Shell biomechanics suggests an aquatic palaeoecology at the dawn of turtle evolution.

The turtle shell is a remarkable structure that has intrigued not only evolutionary biologists but also engineering and material scientists because of its multi-scale complexity and various functions. Although protection is its most apparent role, the carapace and plastron are also related to many physiological functions and their shape influences hydrodynamics and self-righting ability. As such, analysing the functional morphology of the shell could help understanding the ecology of Triassic stem-turtles, which will contribute to the century-long debate on the evolutionary origins of turtles. Here, we used 3D imaging techniques to digitize the shells of two of the earliest stem-turtle taxa, Proganochelys and Proterochersis, and submitted their models to biomechanical and shape analyses.
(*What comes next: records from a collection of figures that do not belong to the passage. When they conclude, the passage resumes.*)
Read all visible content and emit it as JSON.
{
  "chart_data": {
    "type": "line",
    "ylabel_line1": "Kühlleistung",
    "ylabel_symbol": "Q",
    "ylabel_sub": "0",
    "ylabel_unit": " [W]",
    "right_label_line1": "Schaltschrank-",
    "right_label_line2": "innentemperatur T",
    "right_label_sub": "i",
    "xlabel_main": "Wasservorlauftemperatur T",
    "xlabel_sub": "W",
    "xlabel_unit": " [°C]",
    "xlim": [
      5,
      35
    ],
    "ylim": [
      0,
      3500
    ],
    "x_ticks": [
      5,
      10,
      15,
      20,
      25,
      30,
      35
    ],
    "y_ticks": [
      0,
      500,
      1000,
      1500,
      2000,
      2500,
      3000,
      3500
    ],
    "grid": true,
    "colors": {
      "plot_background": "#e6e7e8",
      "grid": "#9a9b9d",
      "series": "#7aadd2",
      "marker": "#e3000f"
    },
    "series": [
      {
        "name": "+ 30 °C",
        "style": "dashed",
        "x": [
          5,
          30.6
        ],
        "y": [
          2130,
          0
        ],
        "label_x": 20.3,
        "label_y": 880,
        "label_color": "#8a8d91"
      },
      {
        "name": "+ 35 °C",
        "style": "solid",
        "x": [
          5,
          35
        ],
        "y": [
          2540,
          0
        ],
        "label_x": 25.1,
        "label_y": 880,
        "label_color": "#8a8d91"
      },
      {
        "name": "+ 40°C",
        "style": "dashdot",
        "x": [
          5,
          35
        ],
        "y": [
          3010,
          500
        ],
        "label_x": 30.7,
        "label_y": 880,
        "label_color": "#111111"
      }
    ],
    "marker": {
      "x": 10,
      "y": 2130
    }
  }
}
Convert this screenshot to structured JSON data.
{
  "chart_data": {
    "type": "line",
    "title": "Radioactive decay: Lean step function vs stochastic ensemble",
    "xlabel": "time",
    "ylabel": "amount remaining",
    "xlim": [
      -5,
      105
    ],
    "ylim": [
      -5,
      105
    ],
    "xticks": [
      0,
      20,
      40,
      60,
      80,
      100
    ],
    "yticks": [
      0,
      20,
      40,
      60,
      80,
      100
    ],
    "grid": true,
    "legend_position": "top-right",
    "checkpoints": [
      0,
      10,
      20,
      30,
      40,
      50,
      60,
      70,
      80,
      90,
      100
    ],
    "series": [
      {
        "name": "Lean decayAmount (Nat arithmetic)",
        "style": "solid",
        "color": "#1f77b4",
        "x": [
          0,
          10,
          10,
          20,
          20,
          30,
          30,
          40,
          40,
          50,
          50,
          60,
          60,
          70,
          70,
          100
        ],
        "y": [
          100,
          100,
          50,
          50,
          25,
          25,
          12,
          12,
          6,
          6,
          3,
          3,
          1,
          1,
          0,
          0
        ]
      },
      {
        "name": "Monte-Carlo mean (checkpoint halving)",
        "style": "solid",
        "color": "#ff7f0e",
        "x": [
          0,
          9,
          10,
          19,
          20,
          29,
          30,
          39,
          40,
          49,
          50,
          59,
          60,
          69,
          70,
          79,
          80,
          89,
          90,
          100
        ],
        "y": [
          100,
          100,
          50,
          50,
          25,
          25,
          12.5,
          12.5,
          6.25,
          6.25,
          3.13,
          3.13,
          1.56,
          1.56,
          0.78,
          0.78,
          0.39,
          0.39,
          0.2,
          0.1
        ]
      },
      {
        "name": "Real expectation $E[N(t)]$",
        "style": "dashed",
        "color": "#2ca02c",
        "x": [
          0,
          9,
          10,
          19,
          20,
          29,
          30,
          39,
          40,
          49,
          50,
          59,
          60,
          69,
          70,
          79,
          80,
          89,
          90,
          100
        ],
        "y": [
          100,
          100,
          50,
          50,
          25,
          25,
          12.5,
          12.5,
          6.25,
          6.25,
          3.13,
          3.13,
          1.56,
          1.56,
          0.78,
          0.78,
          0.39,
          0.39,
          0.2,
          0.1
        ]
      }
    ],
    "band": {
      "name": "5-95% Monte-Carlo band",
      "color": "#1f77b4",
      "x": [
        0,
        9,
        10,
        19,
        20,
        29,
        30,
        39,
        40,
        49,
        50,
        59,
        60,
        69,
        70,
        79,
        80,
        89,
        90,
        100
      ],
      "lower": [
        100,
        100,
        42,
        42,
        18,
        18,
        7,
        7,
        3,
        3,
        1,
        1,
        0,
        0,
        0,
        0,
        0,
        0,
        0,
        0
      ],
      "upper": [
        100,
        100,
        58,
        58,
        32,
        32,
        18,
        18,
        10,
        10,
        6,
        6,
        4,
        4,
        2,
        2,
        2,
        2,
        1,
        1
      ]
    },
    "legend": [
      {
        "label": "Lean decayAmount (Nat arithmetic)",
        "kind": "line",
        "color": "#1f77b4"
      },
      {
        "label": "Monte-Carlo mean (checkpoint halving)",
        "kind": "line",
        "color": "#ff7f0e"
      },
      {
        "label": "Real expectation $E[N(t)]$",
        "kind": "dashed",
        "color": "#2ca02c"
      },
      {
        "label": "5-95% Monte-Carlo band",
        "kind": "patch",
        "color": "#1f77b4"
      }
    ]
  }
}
We analysed the strength performance under five predation scenarios and tested the function of two morphological traits found in stem-turtles, the epiplastral processes and an attached pelvic girdle. The latter, also present in the crown-lineage of side-necked turtles, has been suggested to increase load-bearing capacity of the shell or to improve swimming in pleurodires. Our results do not confirm the shell-strengthening hypothesis and, together with the results of our shape analyses, suggest that at least one of the first stem-turtles (Proterochersis) was an aquatic animal.